Standing before a room of Taft Middle School students on Wednesday, Dart admitted that cell phones and the Internet weren’t even around when he was their age. But nowadays, the two have lead to countless arrests by his officers.
"I try to make sure these kids are made aware that the Internet, while a wonderful thing, has all sorts of dangers that are very real, and that the only way to avoid it is to have them educated about it," Dart said after his presentation.
"Children are talking via the Internet through chat rooms to someone they believe is another child. It turns out it's an adult in their 30s or 40s," he said.
With new Illinois laws on sexting, he advised the students not to send naked pictures of themselves because they don’t know where they could end up.
"Not only can that end up anywhere and everywhere, and be horrible embarrassing, but it could end up in a criminal prosecution," he warned.
But most importantly, he spoke on how cyberbullying can go too far.
"I've seen some of the things that have been put out there and it's hurtful thinking of it as an adult, you can only imagine a very sensitive 11-year-old, 9-year-old, 13-year-old, whose got all sorts of their own insecurities and now you have the world coming down on you in all sorts of negative type of comments. It's horrible stuff."
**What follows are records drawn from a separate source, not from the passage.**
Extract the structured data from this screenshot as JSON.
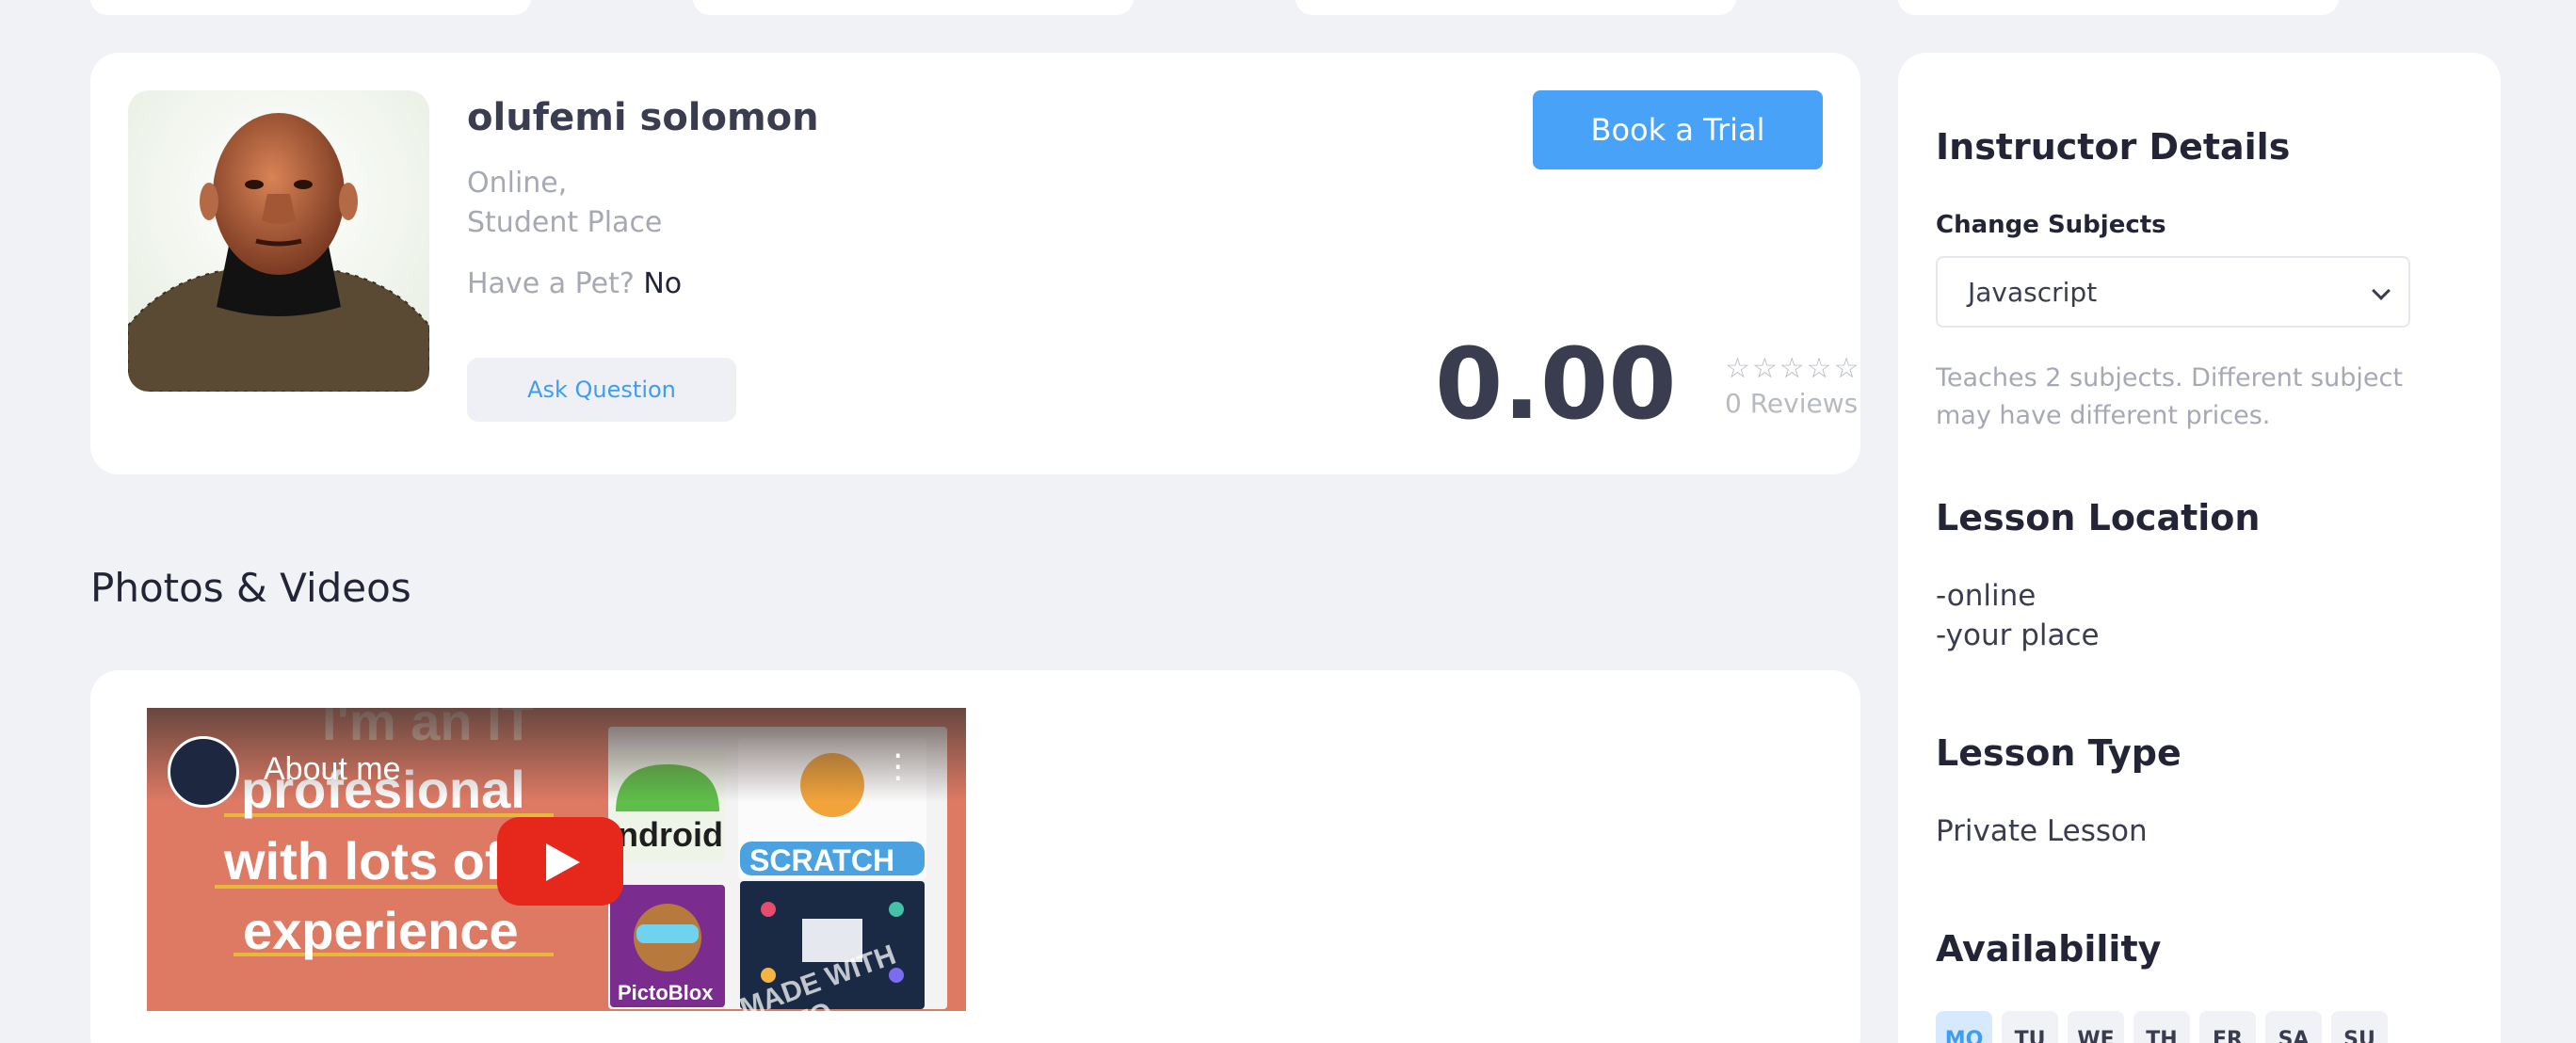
{
  "profile": {
    "name": "olufemi solomon",
    "locations": [
      "Online,",
      "Student Place"
    ],
    "pet_label": "Have a Pet?",
    "pet_value": "No",
    "ask_button": "Ask Question",
    "trial_button": "Book a Trial",
    "rating": "0.00",
    "stars": "☆☆☆☆☆",
    "reviews": "0 Reviews"
  },
  "media": {
    "section_title": "Photos & Videos",
    "video_title": "About me"
  },
  "sidebar": {
    "title": "Instructor Details",
    "change_subjects_label": "Change Subjects",
    "selected_subject": "Javascript",
    "subjects_note": "Teaches 2 subjects. Different subject may have different prices.",
    "location_title": "Lesson Location",
    "locations": [
      "-online",
      "-your place"
    ],
    "type_title": "Lesson Type",
    "lesson_type": "Private Lesson",
    "availability_title": "Availability",
    "days": [
      "MO",
      "TU",
      "WE",
      "TH",
      "FR",
      "SA",
      "SU"
    ],
    "active_day": "MO"
  },
  "colors": {
    "accent": "#48a2f8",
    "background": "#f1f2f6",
    "play_red": "#e6271b"
  }
}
This time last year, 15-year-old Phoebe Prince received national attention when she committed suicide reportedly due to cyber-bullying at a Massachusetts high school. The case lead to the criminal prosecution of six teens, and is reminder of the dire affects that wrongful online actions can result in.
"I think it's horrible how some people can really ruin someone’s life like that, up to the point they want to commit suicide," said 13-year-old Weston Jones, a seventh grader at the school.
While no cases of reported cyberbullying at Taft have reached the level of the national cases, counselors hope the message is clear.
"The thinking is right in the here and the now," said school counselor Christine Eischen. [They need to learn that] some of the actions they do can affect others and themselves in the future if they don't kind of take a second step to think about what they're doing."